Hamparan alam dengan kabut tebal dan suhu dingin ekstrem menciptakan nuansa magis yang sulit dijumpai di tempat lain.
Tak heran jika kawasan ini selalu ramai dikunjungi wisatawan, terutama saat musim dingin tiba.
Pesona Dieng tak berhenti pada pemandangan kabutnya yang mempesona.
Telaga Warna menjadi ikon utama yang menyihir pengunjung dengan gradasi warna airnya yang berubah sesuai pantulan cahaya matahari.
Fenomena alam ini menambah kesan mistis dan keindahan yang membuat banyak wisatawan betah berlama-lama menikmati suasana.

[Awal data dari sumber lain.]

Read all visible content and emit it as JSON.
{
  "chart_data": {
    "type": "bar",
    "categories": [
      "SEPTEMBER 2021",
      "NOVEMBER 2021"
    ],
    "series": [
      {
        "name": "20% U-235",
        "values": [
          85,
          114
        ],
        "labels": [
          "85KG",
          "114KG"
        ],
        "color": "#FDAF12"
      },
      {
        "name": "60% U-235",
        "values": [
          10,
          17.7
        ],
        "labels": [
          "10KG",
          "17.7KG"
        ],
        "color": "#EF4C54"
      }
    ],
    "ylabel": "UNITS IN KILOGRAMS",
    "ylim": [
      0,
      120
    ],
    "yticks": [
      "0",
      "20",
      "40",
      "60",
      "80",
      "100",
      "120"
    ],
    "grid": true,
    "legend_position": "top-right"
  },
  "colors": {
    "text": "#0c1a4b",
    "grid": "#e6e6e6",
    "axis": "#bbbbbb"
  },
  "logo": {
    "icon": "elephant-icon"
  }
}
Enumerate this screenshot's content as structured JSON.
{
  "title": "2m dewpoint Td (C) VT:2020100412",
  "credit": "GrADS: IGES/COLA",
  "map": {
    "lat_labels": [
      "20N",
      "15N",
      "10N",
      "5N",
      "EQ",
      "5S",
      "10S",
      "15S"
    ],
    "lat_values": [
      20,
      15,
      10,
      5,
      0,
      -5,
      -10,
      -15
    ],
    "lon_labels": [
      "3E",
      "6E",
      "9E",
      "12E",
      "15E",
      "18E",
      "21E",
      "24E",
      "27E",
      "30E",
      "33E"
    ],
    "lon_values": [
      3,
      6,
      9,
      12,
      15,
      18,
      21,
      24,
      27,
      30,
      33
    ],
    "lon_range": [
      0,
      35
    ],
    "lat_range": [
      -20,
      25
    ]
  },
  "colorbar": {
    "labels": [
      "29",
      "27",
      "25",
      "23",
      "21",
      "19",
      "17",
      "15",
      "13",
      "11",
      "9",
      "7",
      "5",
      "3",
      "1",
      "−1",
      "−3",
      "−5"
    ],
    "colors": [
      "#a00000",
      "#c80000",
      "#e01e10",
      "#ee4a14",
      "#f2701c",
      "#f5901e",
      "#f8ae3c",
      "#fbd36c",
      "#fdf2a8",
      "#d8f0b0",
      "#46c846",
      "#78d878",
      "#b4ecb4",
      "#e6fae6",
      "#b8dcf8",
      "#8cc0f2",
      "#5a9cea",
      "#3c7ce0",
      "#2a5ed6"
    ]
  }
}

Selain Telaga Warna, Dieng juga terkenal dengan Kompleks Candi Arjuna yang sarat sejarah dan budaya.
Bangunan kuno peninggalan abad ke-8 ini menjadi bukti peradaban Hindu kuno yang masih terjaga hingga kini.
Suasana tenang di sekitar candi berpadu sempurna dengan hawa dingin pegunungan yang menusuk tulang.
Keunikan lain dari Dieng adalah suhu ekstremnya yang bisa turun hingga di bawah nol derajat Celsius.
Fenomena embun es yang menutupi permukaan tanah di pagi hari sering menjadi daya tarik tersendiri.
Banyak wisatawan rela bangun dini hari hanya untuk menyaksikan keindahan “salju tropis” yang langka ini.
Bagi pecinta alam dan petualangan, Dieng menawarkan pengalaman tak terlupakan.
Jalur menuju kawasan ini menyajikan panorama lembah hijau dan kebun kentang yang tertata rapi di lereng bukit.
Perpaduan antara keindahan alam dan suasana pedesaan menjadikan perjalanan ke Dieng semakin berkesan.
Tak hanya pemandangan, masyarakat lokal juga terkenal ramah dan menjunjung tinggi tradisi.
Festival Dieng Culture yang digelar setiap tahun selalu menjadi magnet wisatawan dari berbagai daerah.
Acara pemotongan rambut gimbal anak Dieng menjadi ritual unik yang sarat makna spiritual dan budaya.
Bagi kamu yang ingin melarikan diri dari hiruk pikuk kota, Dieng Plateau Wonosobo bisa jadi pilihan sempurna.
Udara sejuk, pemandangan spektakuler, serta budaya lokal yang kaya membuatnya pantas disebut permata Jawa Tengah.
Sekali berkunjung, dijamin kamu akan selalu rindu untuk kembali.